In crisis times you can go one of two ways. With and for the people. Or with and for the capitalists who caused the crisis in the first place. This is a budget of the rich, by the rich, for the rich say the Communists. Nothing else should have been expected from a Con-Dem Cabinet with 22 millionaires among its 29 members. Read on for the CP proposals to tackle the ruling class destruction of services, jobs and industry. You can download and print off to distribute a new CP leaflet on the budget here.

It continues and extends the same austerity and privatisation programme inherited from New Labour, with £10.5 billion in welfare cuts to be added to the £203 billion cuts already intended between now and 2015.

These cuts are not necessary. According to the Office of National Statistics, just 10 per cent of the population own at least £4,000 billions in personal wealth in Britain, 44 per cent of the total. That excludes the vast amounts stashed away in secret. 

A modest 2 per cent wealth tax on this super-privileged minority would raise £80 billion a year - twice as much as the Chancellor's five-year austerity programme, without any spending cuts or tax rises at all.

Instead, this budget rewards rich tax dodgers while punishing the poor, low paid, unemployed, pensioners and the disabled. On the grounds that so many people on more than £150,000 a year have avoided paying the 50p top rate of income tax, it is to be reduced to 45p next year and then abolished altogether. 
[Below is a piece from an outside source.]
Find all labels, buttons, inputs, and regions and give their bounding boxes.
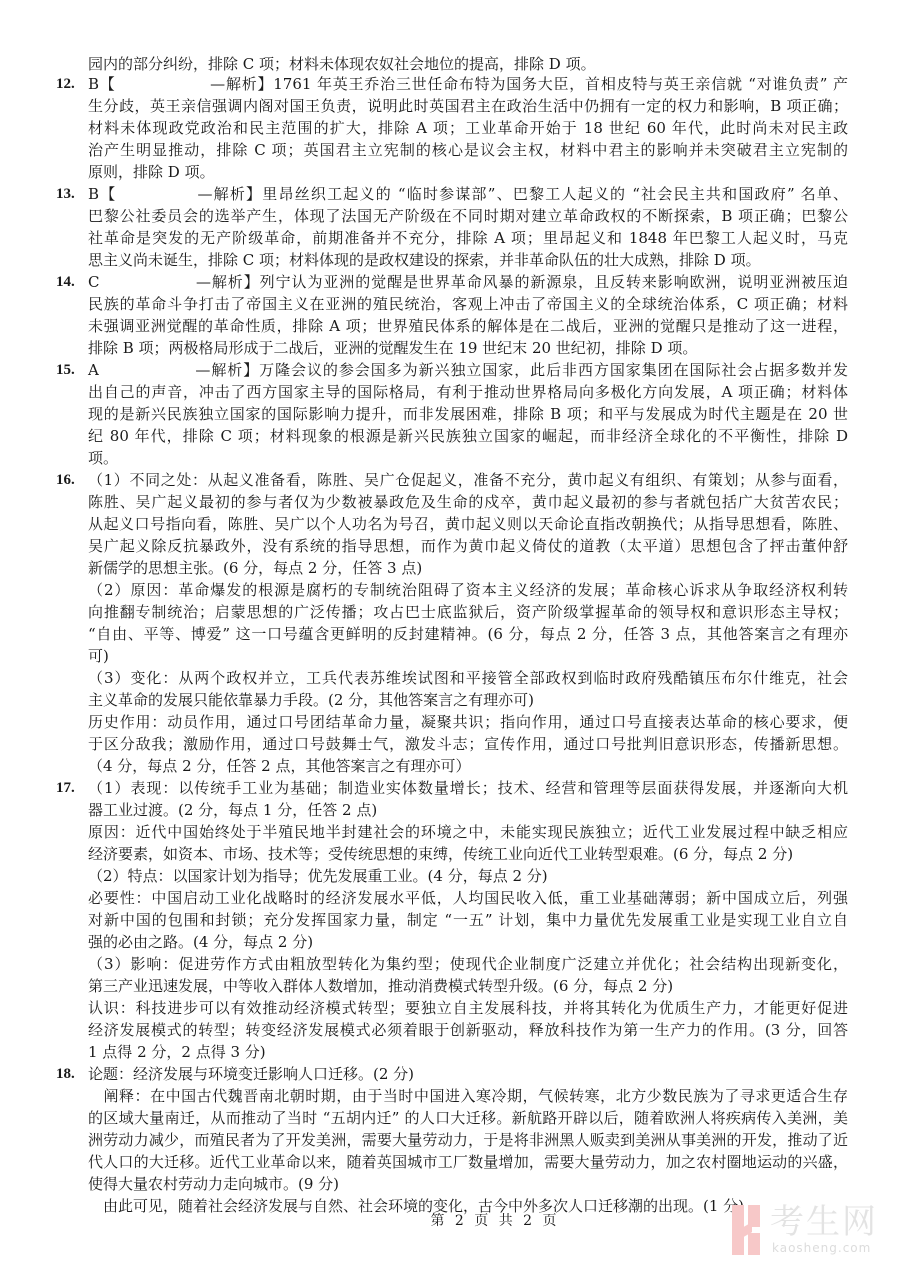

According to the Institute for Fiscal Studies, people with higher incomes will gain most from raising the starting-point for paying income tax. But five million pensioners will lose out over coming years because the Chancellor is freezing and eventually scrapping their extra personal tax allowances.

Meanwhile, the National Minimum Wage will be frozen for 18-21 year-olds and the cuts in Working Tax Credit and Disability Living Allowance will go ahead.

This budget will not lift the British economy out of stagnation. The latest forecasts of quicker growth, falling unemployment and lower living costs will turn out to be as falsely optimistic as last year's.

Slashing public expenditure, reducing people's purchasing power, implementing the rise in VAT and destroying 275,000 public sector jobs in a single year does not promote economic growth.
In the USA, President Obama's modest economic stimulus has helped produced 24 months and continuous growth, bringing unemployment down below Britain's rate of 8.4 per cent. A package of a similar type and on the same scale here would mean £27 billion of state funding for job creation initiatives and an extra £22 billion for social and welfare programmes.

This government prefers to pump an extra £50 billion into City of London banks and markets, bringing the total paid so far in 'quantitative easing' to £325 billion.

Corporation Tax on company profits is being immediately reduced by two points to 24 per cent, costing the Exchequer around £3 billion a year. Osborne compared the new rate favourably with those in the US (40 per cent), Japan (38), France (34) and Germany (30).

At the same time, the government is closing 36 Remploy factories which made a total operating loss of £26 million this year (2011-12), throwing 1,752 mainly disabled workers and their skills onto the scrap-heap.

Even Chancellor Osborne's boast that the government's financial deficit will be reduced more rapidly is based on the seizure of £28 billion of assets in the Royal Mail pension fund. He did not mention that the state has also acquired the scheme's liabilities estimated at £37.5 billion.

If Royal Mail is privatised, it will be yet another case of nationalising the debts while privatising the profits.

The Con-Dem government's proposal to privatise new parts of the trunk and motorway network will extend the principle of 'first class' travel for the rich from the railways to our roads.

The Communist Party advocates Budget policies that would enhance people's living standards, public services, productive industry and the environment. We propose a Left-Wing Programme with measures to:

  • Restore the cuts in social and welfare spending. 
  • Cancel the cuts in working tax credit. 
  • Reduce VAT. 
  • Boost capital spending by local and central government, including a massive public sector housebuilding programme, 
  • Impose price controls on the energy utilities and bring them back into public ownership 
  • Levy a wealth tax on the super-rich. 
  • Charge a windfall tax on energy, banking and retail monopoly profits. 
  • Introduce a financial transactions tax. 
  • Increase the higher tax rates on dividends, bonuses and pension windfalls. 
  • Close all tax havens under British jurisdiction. 
  • Raise the top rate of council tax. 
  • Unfreeze the local business rate on big business.